Conforme relatado em decisão do ministro Francisco Falcão, do Superior Tribunal de Justiça, a PF flagrou conversa entre o então prefeito e o advogado supostamente negociando a compra de sentença.
As informações foram extraídas de materiais apreendidos em poder do advogado Felix Jayme, em 2021, no cumprimento de mandados de busca expedidos no bojo do inquérito da Operação Mineração do Ouro.
No diálogo, o advogado diz para seu cliente: “Ta barato prefeito. Vale”, aduzindo ainda que “… é muita gente envolvida p dar certo”, aparentemente se referindo ao valor da decisão a ser comprada e ao fato de diversos magistrados estarem envolvidos no julgamento. A conversa ocorreu em 25 de agosto de 2016.
Dr. Jun questiona se seria possível parcelar em duas vezes. O cliente informa que tentaria “vender umas redes” até quarta-feira, possivelmente na intenção de conseguir o dinheiro, e FELIX anuncia “Blzzz.

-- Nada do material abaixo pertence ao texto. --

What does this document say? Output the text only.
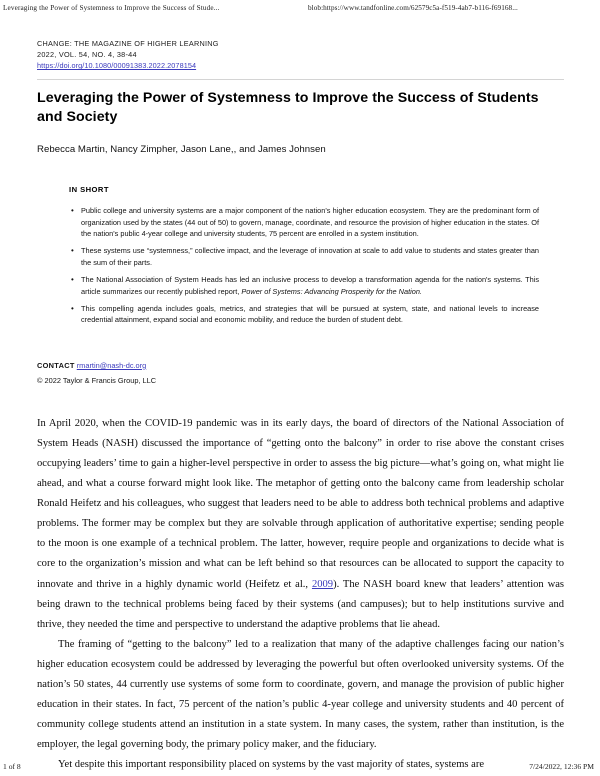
Leveraging the Power of Systemness to Improve the Success of Stude...	blob:https://www.tandfonline.com/62579c5a-f519-4ab7-b116-f69168...
CHANGE: THE MAGAZINE OF HIGHER LEARNING
2022, VOL. 54, NO. 4, 38-44
https://doi.org/10.1080/00091383.2022.2078154
Leveraging the Power of Systemness to Improve the Success of Students and Society
Rebecca Martin, Nancy Zimpher, Jason Lane,, and James Johnsen
IN SHORT
• Public college and university systems are a major component of the nation's higher education ecosystem. They are the predominant form of organization used by the states (44 out of 50) to govern, manage, coordinate, and resource the provision of higher education in the states. Of the nation's public 4-year college and university students, 75 percent are enrolled in a system institution.
• These systems use “systemness,” collective impact, and the leverage of innovation at scale to add value to students and states greater than the sum of their parts.
• The National Association of System Heads has led an inclusive process to develop a transformation agenda for the nation's systems. This article summarizes our recently published report, Power of Systems: Advancing Prosperity for the Nation.
• This compelling agenda includes goals, metrics, and strategies that will be pursued at system, state, and national levels to increase credential attainment, expand social and economic mobility, and reduce the burden of student debt.
CONTACT rmartin@nash-dc.org
© 2022 Taylor & Francis Group, LLC

In April 2020, when the COVID-19 pandemic was in its early days, the board of directors of the National Association of System Heads (NASH) discussed the importance of “getting onto the balcony” in order to rise above the constant crises occupying leaders’ time to gain a higher-level perspective in order to assess the big picture—what’s going on, what might lie ahead, and what a course forward might look like. The metaphor of getting onto the balcony came from leadership scholar Ronald Heifetz and his colleagues, who suggest that leaders need to be able to address both technical problems and adaptive problems. The former may be complex but they are solvable through application of authoritative expertise; sending people to the moon is one example of a technical problem. The latter, however, require people and organizations to decide what is core to the organization’s mission and what can be left behind so that resources can be allocated to support the capacity to innovate and thrive in a highly dynamic world (Heifetz et al., 2009). The NASH board knew that leaders’ attention was being drawn to the technical problems being faced by their systems (and campuses); but to help institutions survive and thrive, they needed the time and perspective to understand the adaptive problems that lie ahead.

The framing of “getting to the balcony” led to a realization that many of the adaptive challenges facing our nation’s higher education ecosystem could be addressed by leveraging the powerful but often overlooked university systems. Of the nation’s 50 states, 44 currently use systems of some form to coordinate, govern, and manage the provision of public higher education in their states. In fact, 75 percent of the nation’s public 4-year college and university students and 40 percent of community college students attend an institution in a state system. In many cases, the system, rather than institution, is the employer, the legal governing body, the primary policy maker, and the fiduciary.

Yet despite this important responsibility placed on systems by the vast majority of states, systems are

1 of 8	7/24/2022, 12:36 PM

Vai ficar sem antecedentes”.
Em 14 de setembro daquele ano, o advogado comunica ao prefeito a continuidade do julgamento. “Prefeito, retomou julgamento. Preliminar MP rejeitada unanime p nós. Mérito 3×0 p nos, desembargado Luiz Tadeu pediu vistas.”

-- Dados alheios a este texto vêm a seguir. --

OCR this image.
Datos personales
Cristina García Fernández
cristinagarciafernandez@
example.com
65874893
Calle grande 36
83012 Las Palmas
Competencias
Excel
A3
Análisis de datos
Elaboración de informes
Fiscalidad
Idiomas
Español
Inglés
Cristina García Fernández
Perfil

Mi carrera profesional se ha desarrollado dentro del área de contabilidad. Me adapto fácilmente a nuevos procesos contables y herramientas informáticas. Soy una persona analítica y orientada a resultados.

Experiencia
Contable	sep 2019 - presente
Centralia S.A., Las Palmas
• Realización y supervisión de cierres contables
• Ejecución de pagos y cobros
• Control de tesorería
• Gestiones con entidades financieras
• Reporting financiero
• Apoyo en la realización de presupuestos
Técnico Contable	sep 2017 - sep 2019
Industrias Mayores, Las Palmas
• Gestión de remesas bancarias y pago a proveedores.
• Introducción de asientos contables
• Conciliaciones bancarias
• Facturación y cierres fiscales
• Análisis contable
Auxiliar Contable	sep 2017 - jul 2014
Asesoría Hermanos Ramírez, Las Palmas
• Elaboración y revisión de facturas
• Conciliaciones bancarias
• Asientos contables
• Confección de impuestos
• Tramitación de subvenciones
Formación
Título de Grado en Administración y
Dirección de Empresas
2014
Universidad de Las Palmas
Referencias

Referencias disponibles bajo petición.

Dr. Jun pergunta então se o julgamento não estava 4×0 e o motivo pelo qual estavam pedindo vistas do processo, ao que Felix esclarece “4×0 na preliminar de nao cabimento da revisao, suscitada pelo MP. Hoje concluiu o julgamento da preliminar e começou julgamento do merito, onde…”. O final da fala proferida pelo advogado não foi capturada pelo print da conversa.

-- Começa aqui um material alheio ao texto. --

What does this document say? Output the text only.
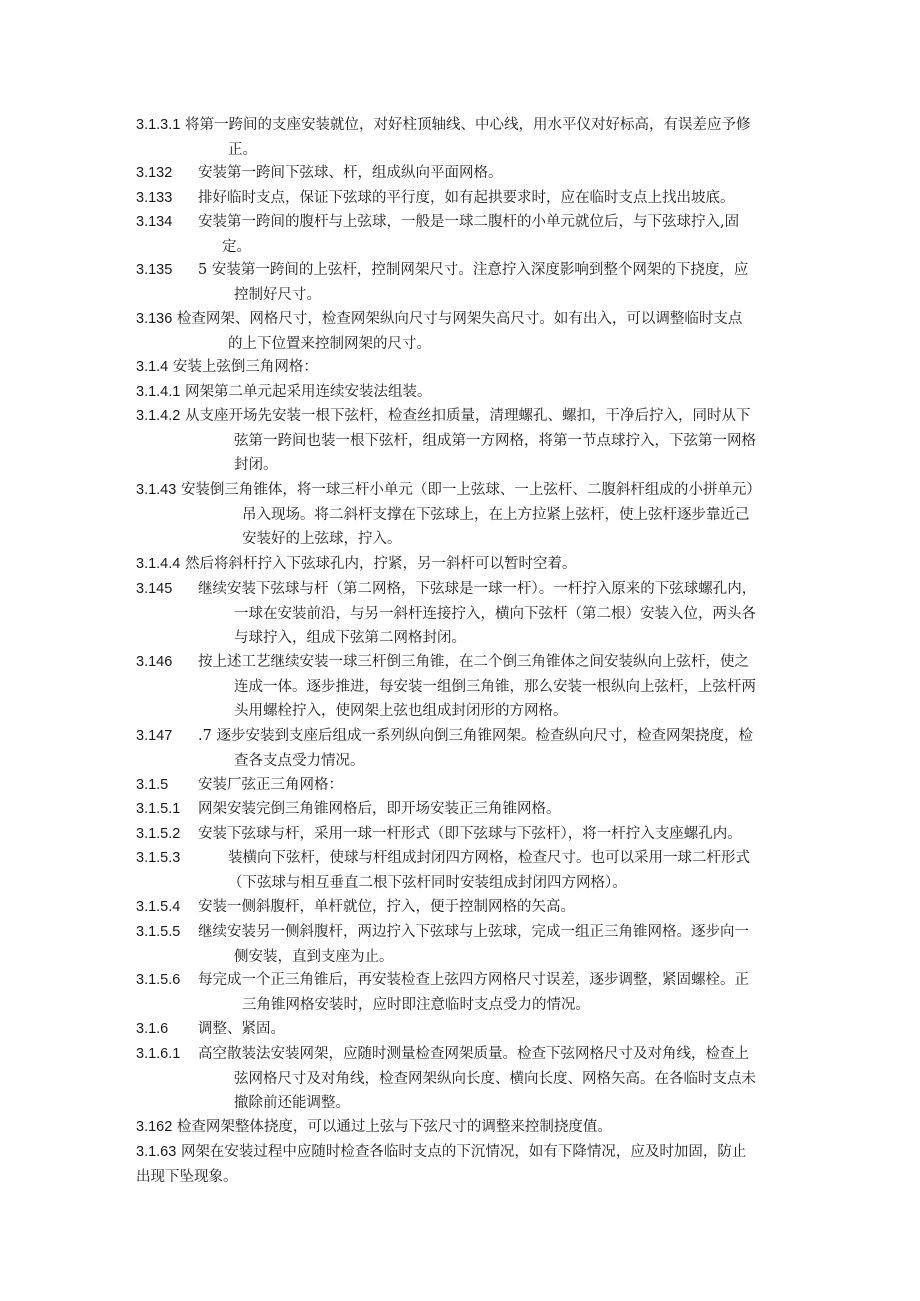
3.1.3.1 将第一跨间的支座安装就位，对好柱顶轴线、中心线，用水平仪对好标高，有误差应予修
正。
3.132 安装第一跨间下弦球、杆，组成纵向平面网格。
3.133 排好临时支点，保证下弦球的平行度，如有起拱要求时，应在临时支点上找出坡底。
3.134 安装第一跨间的腹杆与上弦球，一般是一球二腹杆的小单元就位后，与下弦球拧入,固
定。
3.135 5 安装第一跨间的上弦杆，控制网架尺寸。注意拧入深度影响到整个网架的下挠度，应
控制好尺寸。
3.136 检查网架、网格尺寸，检查网架纵向尺寸与网架失高尺寸。如有出入，可以调整临时支点
的上下位置来控制网架的尺寸。
3.1.4 安装上弦倒三角网格：
3.1.4.1 网架第二单元起采用连续安装法组装。
3.1.4.2 从支座开场先安装一根下弦杆，检查丝扣质量，清理螺孔、螺扣，干净后拧入，同时从下
弦第一跨间也装一根下弦杆，组成第一方网格，将第一节点球拧入，下弦第一网格
封闭。
3.1.43 安装倒三角锥体，将一球三杆小单元（即一上弦球、一上弦杆、二腹斜杆组成的小拼单元）
吊入现场。将二斜杆支撑在下弦球上，在上方拉紧上弦杆，使上弦杆逐步靠近己
安装好的上弦球，拧入。
3.1.4.4 然后将斜杆拧入下弦球孔内，拧紧，另一斜杆可以暂时空着。
3.145 继续安装下弦球与杆（第二网格，下弦球是一球一杆）。一杆拧入原来的下弦球螺孔内，
一球在安装前沿，与另一斜杆连接拧入，横向下弦杆（第二根）安装入位，两头各
与球拧入，组成下弦第二网格封闭。
3.146 按上述工艺继续安装一球三杆倒三角锥，在二个倒三角锥体之间安装纵向上弦杆，使之
连成一体。逐步推进，每安装一组倒三角锥，那么安装一根纵向上弦杆，上弦杆两
头用螺栓拧入，使网架上弦也组成封闭形的方网格。
3.147 .7 逐步安装到支座后组成一系列纵向倒三角锥网架。检查纵向尺寸，检查网架挠度，检
查各支点受力情况。
3.1.5 安装厂弦正三角网格：
3.1.5.1 网架安装完倒三角锥网格后，即开场安装正三角锥网格。
3.1.5.2 安装下弦球与杆，采用一球一杆形式（即下弦球与下弦杆），将一杆拧入支座螺孔内。
3.1.5.3	装横向下弦杆，使球与杆组成封闭四方网格，检查尺寸。也可以采用一球二杆形式
（下弦球与相互垂直二根下弦杆同时安装组成封闭四方网格）。
3.1.5.4 安装一侧斜腹杆，单杆就位，拧入，便于控制网格的矢高。
3.1.5.5 继续安装另一侧斜腹杆，两边拧入下弦球与上弦球，完成一组正三角锥网格。逐步向一
侧安装，直到支座为止。
3.1.5.6 每完成一个正三角锥后，再安装检查上弦四方网格尺寸误差，逐步调整，紧固螺栓。正
三角锥网格安装时，应时即注意临时支点受力的情况。
3.1.6 调整、紧固。
3.1.6.1 高空散装法安装网架，应随时测量检查网架质量。检查下弦网格尺寸及对角线，检查上
弦网格尺寸及对角线，检查网架纵向长度、横向长度、网格矢高。在各临时支点未
撤除前还能调整。
3.162 检查网架整体挠度，可以通过上弦与下弦尺寸的调整来控制挠度值。
3.1.63 网架在安装过程中应随时检查各临时支点的下沉情况，如有下降情况，应及时加固，防止
出现下坠现象。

A investigação da Polícia Federal aponta que, naquela data, por maioria, foi rejeitada a preliminar de não conhecimento. No mérito, a conclusão do julgamento foi adiada em face do pedido de vista dos autos feito pelo desembargador Luiz Tadeu Barbosa Silva.
Acórdão proferido no dia 14 de dezembro de 2016 afastou a preliminar de não conhecimento da revisão criminal. Por maioria, os desembargadores do Órgão Especial do Tribunal de Justiça julgaram procedente o pedido de revisão criminal para tornar insubsistente a condenação decretada, absolvendo o prefeito Jun Iti Hada, o Dr. Jun.
Tomaram parte no julgamento os desembargadores Dorival Renato Pavan, Vladimir Abreu da Silva, Luiz Tadeu Barbosa Silva, Fernando Mauro Moreira Marinho, Claudionor Miguel Abss Duarte, Divoncir Schreiner Maran, Tânia Garcia de Freitas Borges, Osme Dias Lopes, Carlos Eduardo Contar, Sérgio Fernandes Martins, Sideni Soncini Pimentel e Marco André Nogueira Hanson.
Para a Polícia Federal, as informações expostas apontam fortes indícios de compra da decisão judicial. Ao proferir para o seu cliente “Ta barato prefeito. Vale” e “… é muita gente envolvida p dar certo”, o advogado Felix Jayme Nunes da Cunha aparentemente se referia ao valor da decisão a ser comprada e ao fato de diversos magistrados estarem envolvidos no julgamento. Robustecem tais indícios a seguinte frase dele: “Vai ficar sem antecedentes”.
Os investigadores apontam que há registros de frequente realização de depósitos e saques em dinheiro em espécie por parte do advogado Felix Jayme Nunes da Cunha, inclusive em datas próximas aos julgamentos sobre os quais recaem suspeita de negociação acerca do teor das decisões judiciais.
Felix Jayme foi um dos alvos da Operação Ultima Ratio. A PF pediu a prisão preventiva do advogado, mas foi negado pelo ministro Francisco Falcão.
Além mandar a PF recolher dinheiro, documentos, computadores e dinheiro, o ministro do STJ determinou o afastamento de cinco desembargadores do Tribunal de Justiça de MS e o monitoramento por meio de tornozeleira eletrônica: Sérgio Martins, Sideni Soncini Pimentel, Marcos José de Brito Rodrigues, Vladimir Abreu da Silva e Alexandre Bastos.
Também afastou Osmar Domingues Jeronymo e o juiz Paulo Afonso de Oliveira, da 2ª Vara Cível de Campo Grande.
Os investigados estão proibidos de acessar as dependências do TJMS e de contato com funcionários do tribunal. Para a fiscalização do cumprimento das condições, foi imposto o monitoramento eletrônico dos alvos da operação.
Em nota, o TJMS afirma que “os investigados terão certamente todo o direito de defesa e os fatos ainda estão sob investigação, não havendo, por enquanto, qualquer juízo de culpa definitivo”.
A OAB-MS (Ordem dos Advogados do Brasil seccional Mato Grosso do Sul) criou uma comissão para acompanhar as investigações que estão sendo apuradas pelo Superior Tribunal de Justiça.
“O Tribunal de Ética da OAB/MS aguardará o recebimento das informações acerca dos profissionais citados para a devida apuração. A OAB/MS reafirma seu compromisso com a transparência, ética e combate a corrupção, sempre na estrita obediência dos principados da legalidade, contraditório e ampla defesa”, diz a entidade.